12.3 Comparing Communications Layers

In the previous sections, we saw how reducing the number of messages led to a proportional reduction in the time taken by the application to process those messages. Table 12-1 compares the performance between the different communications layers used in those sections.

Table 12-1. Comparison of different communications layers
 

Executing three separate methods

Executing one combined method

 

Time taken

Bytes written

Overhead time

Time taken

Bytes written

Overhead time

CORBA

512%

291

194%

175%

106

66%

RMI

356%

136

181%

113%

54

56%

Proprietary

293%

40

80%

100%

20

31%

Here, I detail the measurements made for the three communications layers using the tests defined in the "Message Reduction" section. The first three columns list measurements taken while executing the three updating methods together. The second three columns list the measurements taken when the single updating method updates the server object. Within each set of three columns, the first column lists the round-trip time taken for executing the methods, with all times normalized to the proprietary communications layer time in the combined method case. (The network round-trip overhead is a 10-millisecond ping time in these tests.) The second column lists the number of bytes written from the client to the server to execute one set of methods, and the third column lists the time taken to run the test with no latency (i.e., client and server on the same machine), using the same time scale as the first column.

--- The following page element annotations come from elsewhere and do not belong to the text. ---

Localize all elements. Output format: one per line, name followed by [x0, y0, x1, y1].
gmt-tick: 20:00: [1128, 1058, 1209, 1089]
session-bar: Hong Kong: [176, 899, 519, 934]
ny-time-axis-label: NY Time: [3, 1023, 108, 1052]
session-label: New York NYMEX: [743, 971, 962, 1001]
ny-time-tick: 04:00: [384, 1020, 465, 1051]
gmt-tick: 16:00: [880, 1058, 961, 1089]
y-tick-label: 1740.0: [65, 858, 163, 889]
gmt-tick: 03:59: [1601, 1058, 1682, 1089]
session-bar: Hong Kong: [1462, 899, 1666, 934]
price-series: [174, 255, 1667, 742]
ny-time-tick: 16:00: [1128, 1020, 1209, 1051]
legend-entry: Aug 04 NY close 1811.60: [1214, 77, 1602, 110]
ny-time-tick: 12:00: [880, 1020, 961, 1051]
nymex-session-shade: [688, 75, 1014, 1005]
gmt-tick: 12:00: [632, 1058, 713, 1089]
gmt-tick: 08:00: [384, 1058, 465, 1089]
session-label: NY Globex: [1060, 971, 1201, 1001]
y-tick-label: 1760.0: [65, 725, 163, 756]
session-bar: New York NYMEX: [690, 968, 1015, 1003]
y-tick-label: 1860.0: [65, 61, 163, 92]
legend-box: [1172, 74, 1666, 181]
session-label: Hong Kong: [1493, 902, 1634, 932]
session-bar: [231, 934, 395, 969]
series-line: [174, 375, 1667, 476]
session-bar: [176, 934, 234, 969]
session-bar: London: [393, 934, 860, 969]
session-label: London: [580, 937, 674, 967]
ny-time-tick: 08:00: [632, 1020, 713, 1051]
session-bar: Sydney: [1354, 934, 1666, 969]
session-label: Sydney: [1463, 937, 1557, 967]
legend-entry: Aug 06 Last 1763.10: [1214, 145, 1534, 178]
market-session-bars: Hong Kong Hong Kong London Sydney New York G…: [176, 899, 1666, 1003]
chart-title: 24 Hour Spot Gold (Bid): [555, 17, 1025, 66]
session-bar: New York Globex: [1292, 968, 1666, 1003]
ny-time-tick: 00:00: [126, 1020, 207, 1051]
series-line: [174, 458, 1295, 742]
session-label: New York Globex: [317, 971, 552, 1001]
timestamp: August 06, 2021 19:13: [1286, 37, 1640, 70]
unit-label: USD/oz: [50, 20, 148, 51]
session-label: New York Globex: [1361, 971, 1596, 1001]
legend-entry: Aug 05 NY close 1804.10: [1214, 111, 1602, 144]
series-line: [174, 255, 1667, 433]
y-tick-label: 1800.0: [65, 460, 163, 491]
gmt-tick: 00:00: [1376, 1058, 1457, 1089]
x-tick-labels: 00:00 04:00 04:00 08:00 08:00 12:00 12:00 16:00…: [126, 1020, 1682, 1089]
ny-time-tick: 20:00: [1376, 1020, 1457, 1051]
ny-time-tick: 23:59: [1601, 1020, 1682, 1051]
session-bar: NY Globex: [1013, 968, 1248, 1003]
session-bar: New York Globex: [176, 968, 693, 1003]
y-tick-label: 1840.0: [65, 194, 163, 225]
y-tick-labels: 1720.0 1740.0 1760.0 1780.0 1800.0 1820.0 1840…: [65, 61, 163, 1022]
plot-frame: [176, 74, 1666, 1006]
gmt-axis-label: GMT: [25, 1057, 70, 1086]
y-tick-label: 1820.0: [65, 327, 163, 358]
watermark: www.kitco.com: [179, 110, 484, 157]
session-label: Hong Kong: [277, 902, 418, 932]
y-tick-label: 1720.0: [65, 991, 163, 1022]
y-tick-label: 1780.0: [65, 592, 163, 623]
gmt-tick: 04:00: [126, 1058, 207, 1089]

As you can see, CORBA has more overhead than RMI, which in turn has more overhead than the proprietary system. For simple distributed applications such as those used in the examples, using a proprietary-distribution mechanism is a big win. If you include optimized serialization, which can be easily done only for the proprietary layer, the advantages would be even greater. (See Section 8.4 for examples of optimizing serialization.) However, the proprietary layer requires more work to support the distribution mechanisms, and the more complicated the application becomes, the more onerous the support is.

There is some evidence that CORBA scales significantly better than RMI as applications grow in any dimension (number of clients, number of servers, number of objects, sizes of objects, etc.). RMI was designed as a relatively simple distributed-application communications layer for Java whereas CORBA has a much more complex architecture, aimed specifically at supporting large enterprise systems. Given this difference, it is probably not surprising that CORBA has the better scaling characteristics. RMI uses significantly more resources to support certain features such as distributed garbage collection, which can impose heavy overhead at large scales. CORBA directly supports asynchronous communications at the method-definition level by allowing methods to be defined as one-way message transfers.

It appears that for simple distributed applications, a proprietary communications layer is most efficient and can be supported fairly easily. For distributed applications of moderate complexity and scale, RMI and CORBA are similar in cost, though it is easier to develop with RMI. For large-scale or very complex distributed applications, CORBA appears to win out in performance.